In a previous lesson, students solved systems of linear equations by graphing. Here, they transition to solving systems algebraically—by substitution—and to reasoning about systems without a context.
The lesson activates and builds on what students have learned in grade 8 about solving by substitution. Students see that a system can be solved by replacing a variable with a number or with an expression, and that various substitutions can be done to solve the same system. They also begin to build an awareness of the kinds of systems that are conducive to being solved by substitution.
Students practice looking for and making use of structure as they identify the variables or expressions to substitute and ways to perform substitutions efficiently (MP7).
- Recognize that a system can be efficiently solved by substitution if one variable is already isolated or can be easily isolated.
- Recognize that there are multiple ways to perform substitution to solve a system of equations.
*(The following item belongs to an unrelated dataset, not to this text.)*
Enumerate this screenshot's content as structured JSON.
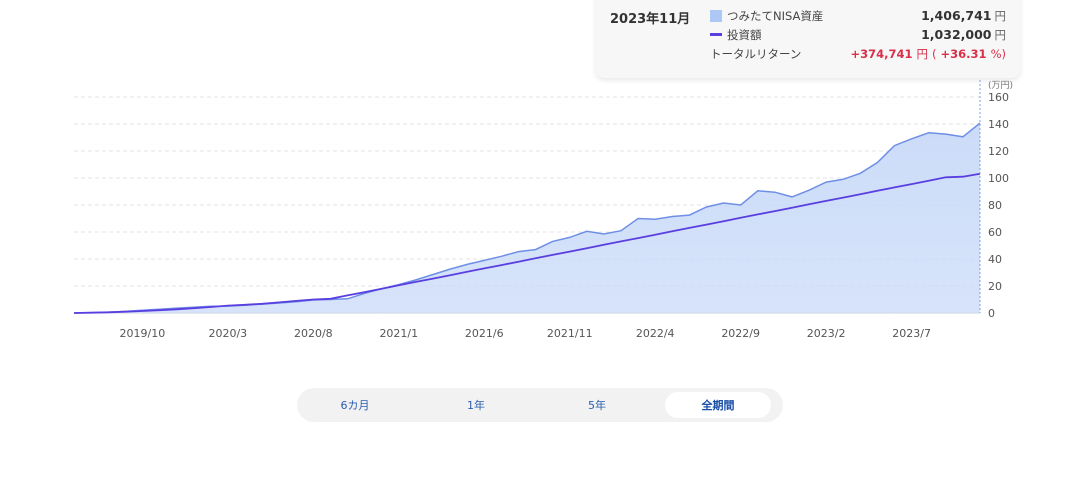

- Solve systems of linear equations by substituting a variable with a number or an expression, and check solutions by substituting them back into the equations.
- Let’s use substitution to solve systems of linear equations.
Access to graphing technology available for students.
- I can solve systems of equations by substituting a variable or an expression.
- I know more than one way to perform substitution and can decide which way or what to substitute based on how the given equations are written.
solution to a system of equations
A coordinate pair that makes both equations in the system true.
On the graph shown of the equations in a system, the solution is the point where the graphs intersect.
Substitution is replacing a variable with an expression it is equal to.
system of equations
Two or more equations that represent the constraints in the same situation form a system of equations.